"Truth is a thing immortal and perpetual, and it gives us a beauty that fades not away in time." - Frederick the Great (1712 - 1786)
Why are we not more often people of the Truth?
Always mirey waters to delve in, of course. As Pilate asked of Christ, "What is truth?"
Fine. Let's agree that for (at least) this post we are not going to deal with the discussion of any Great Truths, but just the simple matter of truth - truth between people, truth between friends, truth even to ourselves.
Truth is the simplest yet the hardest thing to engage in. On the one hand, truth is remarkably simple - far simpler than falsehoods. I don't have to create an alternate reality of events, I don't have to remember what I've said to whom, I don't have to really even gild it. May I want to phrase it in such a way that it is understood and/or has the impact that I want? Certainly - we are never allowed to wield truth as flamethrower to the detriment of others, creating a burning apocalypse of relationships as we stand in the center shouting "Behold, I have spoken the truth!"

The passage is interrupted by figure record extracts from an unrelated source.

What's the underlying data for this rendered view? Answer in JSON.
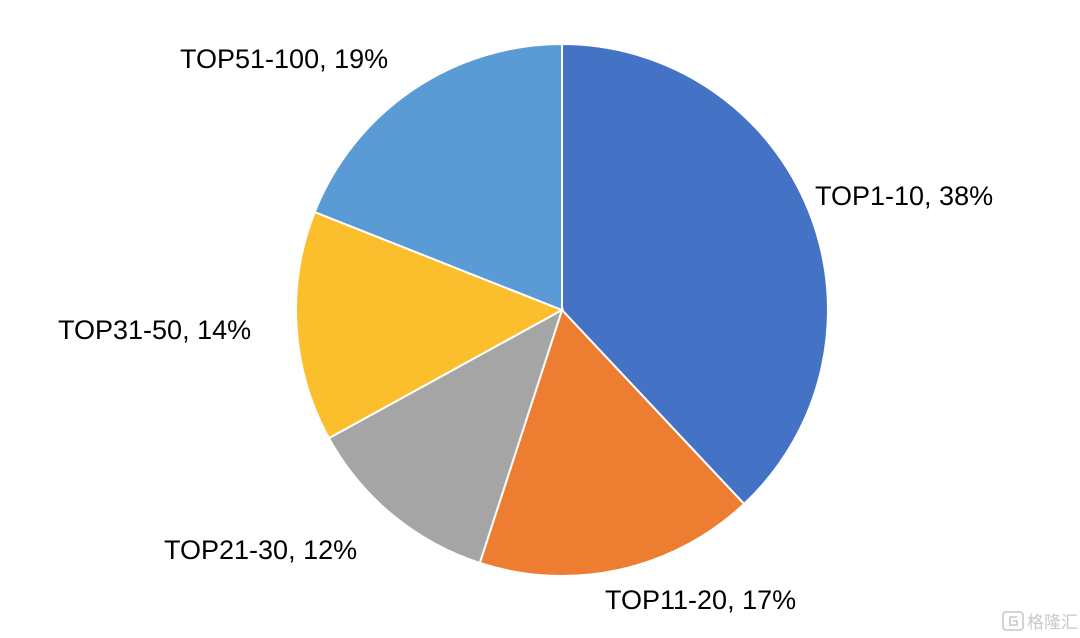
{
  "chart_data": {
    "type": "pie",
    "start_angle_deg": 0,
    "direction": "clockwise",
    "slices": [
      {
        "category": "TOP1-10",
        "value": 38,
        "label": "TOP1-10, 38%",
        "color": "#4472C4"
      },
      {
        "category": "TOP11-20",
        "value": 17,
        "label": "TOP11-20, 17%",
        "color": "#ED7D31"
      },
      {
        "category": "TOP21-30",
        "value": 12,
        "label": "TOP21-30, 12%",
        "color": "#A5A5A5"
      },
      {
        "category": "TOP31-50",
        "value": 14,
        "label": "TOP31-50, 14%",
        "color": "#FBBF2E"
      },
      {
        "category": "TOP51-100",
        "value": 19,
        "label": "TOP51-100, 19%",
        "color": "#5B9BD5"
      }
    ]
  },
  "watermark": {
    "text": "格隆汇",
    "icon": "gelonghui-logo-icon"
  }
}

At the same time, it's the hardest thing. It can be hard for three reasons:
1) To tell the truth I may have to reveal something about myself; what's worse, I may have to reveal something damaging about myself. To tell someone of a truth in which you become vulnerable - either by action or by word - to misunderstanding, attack and ridicule is no easier than standing for the cut you know is coming.

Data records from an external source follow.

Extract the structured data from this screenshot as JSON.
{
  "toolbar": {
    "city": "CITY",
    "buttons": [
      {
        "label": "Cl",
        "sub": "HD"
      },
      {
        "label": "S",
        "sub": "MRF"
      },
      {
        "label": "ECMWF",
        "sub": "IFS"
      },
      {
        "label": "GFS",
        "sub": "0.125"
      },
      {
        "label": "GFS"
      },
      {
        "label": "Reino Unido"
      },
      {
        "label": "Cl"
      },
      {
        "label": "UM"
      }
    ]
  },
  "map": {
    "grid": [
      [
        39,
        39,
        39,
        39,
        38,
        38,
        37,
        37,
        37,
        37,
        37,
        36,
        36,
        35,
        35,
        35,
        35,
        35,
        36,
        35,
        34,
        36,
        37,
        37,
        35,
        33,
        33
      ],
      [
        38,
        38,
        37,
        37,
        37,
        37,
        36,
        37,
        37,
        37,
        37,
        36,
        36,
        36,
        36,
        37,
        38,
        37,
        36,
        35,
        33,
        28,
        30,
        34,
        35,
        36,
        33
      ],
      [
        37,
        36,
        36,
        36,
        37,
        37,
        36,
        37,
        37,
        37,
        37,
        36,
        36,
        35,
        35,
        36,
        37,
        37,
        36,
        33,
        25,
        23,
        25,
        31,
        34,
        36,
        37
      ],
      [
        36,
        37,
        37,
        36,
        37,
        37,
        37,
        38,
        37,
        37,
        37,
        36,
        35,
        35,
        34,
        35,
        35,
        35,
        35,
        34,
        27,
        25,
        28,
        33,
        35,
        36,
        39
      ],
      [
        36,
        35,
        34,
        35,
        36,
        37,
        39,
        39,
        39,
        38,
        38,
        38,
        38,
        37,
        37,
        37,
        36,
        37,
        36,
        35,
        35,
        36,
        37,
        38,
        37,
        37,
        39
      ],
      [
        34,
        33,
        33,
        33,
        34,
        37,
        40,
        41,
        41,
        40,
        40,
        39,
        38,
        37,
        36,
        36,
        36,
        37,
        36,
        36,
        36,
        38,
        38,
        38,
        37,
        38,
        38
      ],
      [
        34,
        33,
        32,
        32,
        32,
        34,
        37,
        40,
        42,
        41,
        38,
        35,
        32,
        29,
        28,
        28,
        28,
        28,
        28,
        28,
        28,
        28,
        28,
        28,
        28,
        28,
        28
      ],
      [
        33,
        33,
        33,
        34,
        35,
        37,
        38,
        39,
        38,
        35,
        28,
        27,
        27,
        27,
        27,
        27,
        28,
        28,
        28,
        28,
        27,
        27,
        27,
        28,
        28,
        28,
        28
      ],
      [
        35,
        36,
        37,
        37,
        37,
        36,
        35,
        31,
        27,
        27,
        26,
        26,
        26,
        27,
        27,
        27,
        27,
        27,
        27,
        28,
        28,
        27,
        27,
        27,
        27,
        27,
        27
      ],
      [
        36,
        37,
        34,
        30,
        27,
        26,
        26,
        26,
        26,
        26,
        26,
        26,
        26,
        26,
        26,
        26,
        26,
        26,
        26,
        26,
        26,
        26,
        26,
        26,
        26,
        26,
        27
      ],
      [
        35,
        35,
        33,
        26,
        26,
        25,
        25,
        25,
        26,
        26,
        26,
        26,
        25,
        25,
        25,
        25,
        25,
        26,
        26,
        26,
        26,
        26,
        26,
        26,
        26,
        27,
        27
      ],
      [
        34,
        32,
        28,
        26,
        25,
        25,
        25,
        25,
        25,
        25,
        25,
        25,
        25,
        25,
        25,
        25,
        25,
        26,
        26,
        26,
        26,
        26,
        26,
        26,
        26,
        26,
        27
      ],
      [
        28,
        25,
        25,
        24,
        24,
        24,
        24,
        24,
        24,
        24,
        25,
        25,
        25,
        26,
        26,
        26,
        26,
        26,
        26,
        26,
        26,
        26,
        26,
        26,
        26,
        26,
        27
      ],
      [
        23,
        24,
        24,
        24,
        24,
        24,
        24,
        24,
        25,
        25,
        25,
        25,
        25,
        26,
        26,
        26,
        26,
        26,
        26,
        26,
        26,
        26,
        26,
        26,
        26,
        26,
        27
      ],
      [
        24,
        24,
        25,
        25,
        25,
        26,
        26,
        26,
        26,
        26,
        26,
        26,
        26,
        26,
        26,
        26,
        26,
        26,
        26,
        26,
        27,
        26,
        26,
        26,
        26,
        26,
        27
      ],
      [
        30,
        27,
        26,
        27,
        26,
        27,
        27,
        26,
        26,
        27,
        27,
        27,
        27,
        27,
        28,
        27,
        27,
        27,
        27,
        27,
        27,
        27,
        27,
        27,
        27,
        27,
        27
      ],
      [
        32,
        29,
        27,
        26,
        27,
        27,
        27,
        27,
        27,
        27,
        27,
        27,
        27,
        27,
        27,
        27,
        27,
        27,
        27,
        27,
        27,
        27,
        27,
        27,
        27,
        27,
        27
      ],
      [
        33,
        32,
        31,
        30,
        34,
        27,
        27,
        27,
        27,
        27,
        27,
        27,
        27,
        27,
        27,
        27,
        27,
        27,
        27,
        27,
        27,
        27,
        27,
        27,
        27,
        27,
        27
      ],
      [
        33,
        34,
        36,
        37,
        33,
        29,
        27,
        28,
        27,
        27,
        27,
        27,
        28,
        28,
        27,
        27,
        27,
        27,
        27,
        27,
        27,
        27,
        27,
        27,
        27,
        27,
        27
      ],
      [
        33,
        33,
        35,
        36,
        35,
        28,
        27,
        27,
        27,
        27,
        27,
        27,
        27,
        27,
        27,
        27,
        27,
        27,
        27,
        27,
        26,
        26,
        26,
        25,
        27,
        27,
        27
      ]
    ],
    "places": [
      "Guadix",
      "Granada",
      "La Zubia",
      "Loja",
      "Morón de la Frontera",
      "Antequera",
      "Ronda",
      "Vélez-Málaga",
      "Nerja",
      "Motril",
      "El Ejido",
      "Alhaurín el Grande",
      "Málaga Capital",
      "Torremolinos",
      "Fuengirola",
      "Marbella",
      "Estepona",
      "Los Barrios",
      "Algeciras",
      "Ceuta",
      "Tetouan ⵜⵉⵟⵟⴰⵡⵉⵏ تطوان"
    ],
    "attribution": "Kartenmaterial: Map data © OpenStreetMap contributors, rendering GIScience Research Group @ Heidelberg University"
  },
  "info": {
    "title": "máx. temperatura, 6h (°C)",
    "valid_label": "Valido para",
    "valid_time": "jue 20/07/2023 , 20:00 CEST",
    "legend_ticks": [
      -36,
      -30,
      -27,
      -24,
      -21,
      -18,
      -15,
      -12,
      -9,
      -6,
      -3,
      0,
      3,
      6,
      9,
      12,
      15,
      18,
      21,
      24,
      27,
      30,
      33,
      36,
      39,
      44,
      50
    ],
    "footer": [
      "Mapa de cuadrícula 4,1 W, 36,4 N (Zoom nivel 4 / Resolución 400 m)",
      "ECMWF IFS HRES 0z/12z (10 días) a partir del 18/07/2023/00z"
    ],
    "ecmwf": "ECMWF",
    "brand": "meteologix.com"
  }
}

2) To tell the truth I risk losing my relationship with another. While we are not given permission to wantonly destroy the lives of others with truth, nevertheless things happen. Misunderstandings occur. Patterns which we have created over time make it difficult to communicate as we like - which can lead to miscommunication. Sometimes keeping a truth from someone seems to be the only way to preserve the relationship.
3) To tell the truth is to be different. In an age of slick advertising campaigns, of mass marketing and soundbites, of 160 character Tweets and Facebook updates of 20 words, truth is often lost simply because it takes to long to write and requires individuals to ponder and think - not only to receive truth as it is being presented, but to tell it as well. I can easily create a glib answer to the question you're asking; to tell truth may mean I have to think, to ponder, to present it in a way you can hear - and all of this can take place in more than the words we seem to allocate to ourselves to communicate in.
The irony in all of this is we say we want the truth. We demand that our institutions, both governmental and commercial, be completely truthful - yet we seldom if ever apply the same standards to our own lives and behavior. It is too often easier to adopt a holier-than-thou attitude about how others engage in truth than how we fail in it.
The answer? It's a bit embarrassingly simple: start with yourself. Be a person of truth. As Ghandi said, "You must be the change you want to see in the world"; as Benjamin Franklin said, "What you seem to be, be really."
Practice truth. Practice telling the truth - not only with others, but with yourself (we are far less truthful with ourselves than we think!). Hold yourself to the higher standard, the standard of being a true person.
It will be hard. Although the truth can be simple, Ron Askenas has noted "Simple never means easy." Some will be offended. Some will think you're crazy. You'll think you're crazy.
Persevere. Be that truth that Frederick discusses above. I can assure, there is nothing more beautiful, more brilliant, than truth over time. Lies and obfuscations lose their luster, the reasons why we engaged in such behavior will fade over time and be forgotten, the reasons behind those lies will continue to rattle in their graves like the dead trying to rise. The truth will continue to shine like a beacon, lighting the path of not just yourself but of all those around you.